The battle over dirty laundry abruptly ends when the government seizes the company, installing a former general at the helm. His personal scheme for revival involves a giant locomotive like vehicle that is supposed to transform long distance transportation. What it does is drive other cars off the road and into the ditches, often on their roofs. When Frank fails to stop the juggernaut program, he becomes the target of a vendetta by the general that can only lead to greater tragedy.
Fuels Gold – Deep in the bowels of Univers Industries, a chemist invents a new ceramic catalyst that will revolutionize fuel cell technology. The zeolite breaks natural gas directly into carbon dioxide and hydrogen which produces electricity with remarkable efficiency. While the patents are being prepared, a strike team of ex-special forces soldiers breaks in and steals the prototypes. They offer the technology on Craig’s List to the highest bidder. Frank and his brother must find the culprits and recover the samples before a competitor decodes the technology and steals a march.

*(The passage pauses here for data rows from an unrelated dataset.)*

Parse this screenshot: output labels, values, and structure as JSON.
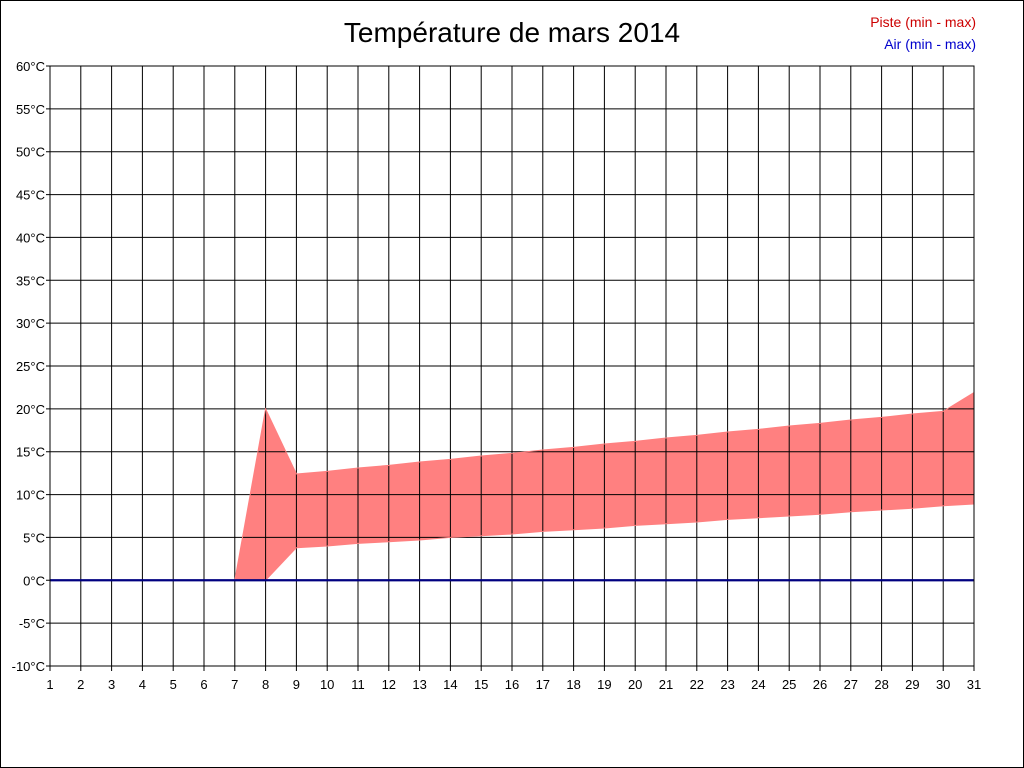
{
  "chart_data": {
    "type": "area",
    "title": "Température de mars 2014",
    "xlabel": "",
    "ylabel": "",
    "x": [
      1,
      2,
      3,
      4,
      5,
      6,
      7,
      8,
      9,
      10,
      11,
      12,
      13,
      14,
      15,
      16,
      17,
      18,
      19,
      20,
      21,
      22,
      23,
      24,
      25,
      26,
      27,
      28,
      29,
      30,
      31
    ],
    "xlim": [
      1,
      31
    ],
    "ylim": [
      -10,
      60
    ],
    "ytick_step": 5,
    "ytick_labels": [
      "-10°C",
      "-5°C",
      "0°C",
      "5°C",
      "10°C",
      "15°C",
      "20°C",
      "25°C",
      "30°C",
      "35°C",
      "40°C",
      "45°C",
      "50°C",
      "55°C",
      "60°C"
    ],
    "xtick_labels": [
      "1",
      "2",
      "3",
      "4",
      "5",
      "6",
      "7",
      "8",
      "9",
      "10",
      "11",
      "12",
      "13",
      "14",
      "15",
      "16",
      "17",
      "18",
      "19",
      "20",
      "21",
      "22",
      "23",
      "24",
      "25",
      "26",
      "27",
      "28",
      "29",
      "30",
      "31"
    ],
    "grid": true,
    "legend_position": "top-right",
    "series": [
      {
        "name": "Piste (min - max)",
        "color": "#cc0000",
        "fill_color": "#ff8080",
        "min": [
          0,
          0,
          0,
          0,
          0,
          0,
          0,
          0,
          3.8,
          4.0,
          4.3,
          4.5,
          4.7,
          5.0,
          5.2,
          5.4,
          5.7,
          5.9,
          6.1,
          6.4,
          6.6,
          6.8,
          7.1,
          7.3,
          7.5,
          7.7,
          8.0,
          8.2,
          8.4,
          8.7,
          8.9
        ],
        "max": [
          0,
          0,
          0,
          0,
          0,
          0,
          0,
          20,
          12.4,
          12.7,
          13.1,
          13.4,
          13.8,
          14.1,
          14.5,
          14.8,
          15.2,
          15.5,
          15.9,
          16.2,
          16.6,
          16.9,
          17.3,
          17.6,
          18.0,
          18.3,
          18.7,
          19.0,
          19.4,
          19.7,
          21.9
        ]
      },
      {
        "name": "Air (min - max)",
        "color": "#0000cc",
        "fill_color": "#000080",
        "min": [
          0,
          0,
          0,
          0,
          0,
          0,
          0,
          0,
          0,
          0,
          0,
          0,
          0,
          0,
          0,
          0,
          0,
          0,
          0,
          0,
          0,
          0,
          0,
          0,
          0,
          0,
          0,
          0,
          0,
          0,
          0
        ],
        "max": [
          0,
          0,
          0,
          0,
          0,
          0,
          0,
          0,
          0,
          0,
          0,
          0,
          0,
          0,
          0,
          0,
          0,
          0,
          0,
          0,
          0,
          0,
          0,
          0,
          0,
          0,
          0,
          0,
          0,
          0,
          0
        ]
      }
    ]
  }
}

The trail leads into the murky, quasi-legal world of mercenaries an corporate espionage.
Power Suit – When Univers funding of an unconventional scientist at Cadillac University leads to the discovery of a new piezo plastic fiber, the implications quickly become obvious. Clothing equipped with the right sensors and a small power supply, can multiple the strength of a person wearing the suit. At first the scientist sees it as a boon to paraplegics, restoring their mobility. But soon Univers military subsidiary seizes on the technology as a path to super-soldiers, men with infinite endurance and the strength of ten. When Frank reluctantly dons the prototype for a confrontation with the mad soldier he opposes, the battle becomes a clash of titans.
There, I’ve done it: two in eBooks, four written, six to go. Now all I need is a publisher.
Is that the phone ringing?

1 comment:

  1. Wow, I hope someone picks up on these so I can read them on my Kindle soon! Love the new profile pic.